En France, M. Ben Ammar dit vouloir lancer une version de Nessma, sa chaîne tunisienne opposée aux « intégristes », avec Vincent Bolloré. Il va aussi co-produire avec StudioCanal une série réalisée par Jean-Jacques Annaud, à partir du best-seller La vérité sur l’affaire Harry Québert. Il compte aussi se faire une place dans la future activité de production de Vivendi. Ces projets lui permettraient de rattraper l’échec de son aventure dans les industries techniques du cinéma français : M. Ben Ammar attend encore le résultat de sa plainte pour escroquerie et abus de confiance contre Technicolor, qu’il accuse d’avoir poussé sa société Quinta industries (laboratoires Eclair, Duran-Duboi...) à la liquidation, pour reprendre à vil prix ses actifs. Il possède aussi 25 % de la Cité du cinéma de Luc Besson, à Saint-Denis (Seine-Saint-Denis).
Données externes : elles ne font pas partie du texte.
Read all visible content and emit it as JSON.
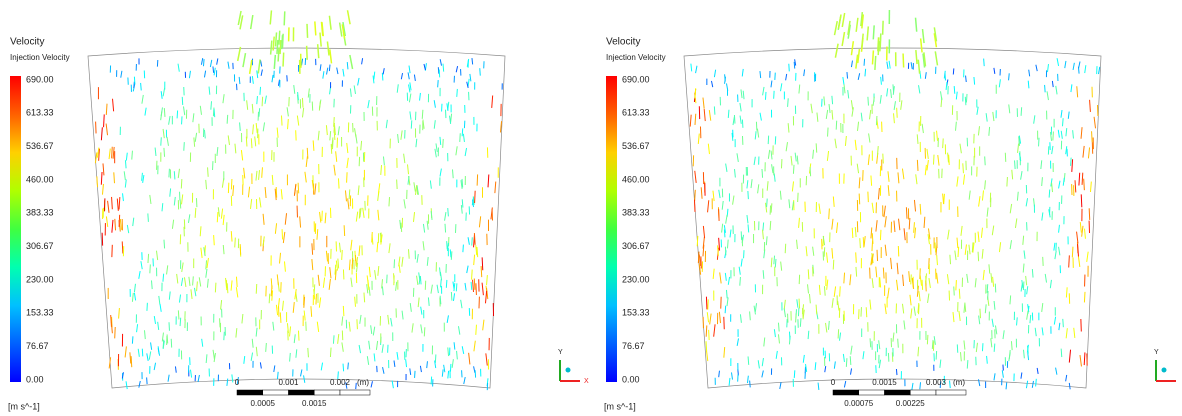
{
  "panels": [
    {
      "legend": {
        "title": "Velocity",
        "subtitle": "Injection Velocity",
        "ticks": [
          "690.00",
          "613.33",
          "536.67",
          "460.00",
          "383.33",
          "306.67",
          "230.00",
          "153.33",
          "76.67",
          "0.00"
        ],
        "unit": "[m s^-1]"
      },
      "scale": {
        "top": [
          "0",
          "0.001",
          "0.002"
        ],
        "unit": "(m)",
        "bottom": [
          "0.0005",
          "0.0015"
        ]
      },
      "axes": {
        "y": "Y",
        "x": "X"
      }
    },
    {
      "legend": {
        "title": "Velocity",
        "subtitle": "Injection Velocity",
        "ticks": [
          "690.00",
          "613.33",
          "536.67",
          "460.00",
          "383.33",
          "306.67",
          "230.00",
          "153.33",
          "76.67",
          "0.00"
        ],
        "unit": "[m s^-1]"
      },
      "scale": {
        "top": [
          "0",
          "0.0015",
          "0.003"
        ],
        "unit": "(m)",
        "bottom": [
          "0.00075",
          "0.00225"
        ]
      },
      "axes": {
        "y": "Y"
      }
    }
  ]
}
Quand certains soulignent l’ambiguïté de son rôle lorsqu’il se retrouve pour une même affaire conseiller de deux parties, comme Mediaset et Vivendi, M. Ben Ammar met en avant le caractère exceptionnel des affaires conclues: «Ce sont des personnages et des deals inhabituels, possibles seulement si l’un ne prend pas le pas sur l’autre. » Lui préfère d’ailleurs parler de « capitalisme de famille ». Pour rester sur l’album photo, il a une technique : l’homme d’affaires ne tarit pas d’éloges sur Pier Silvio Berlusconi, qu’il connaît depuis l’enfance, et aime rappeler que Yannick Bolloré a commencé sa carrière comme producteur de cinéma au côté de Wassim Beji. L’un de ses propres neveux.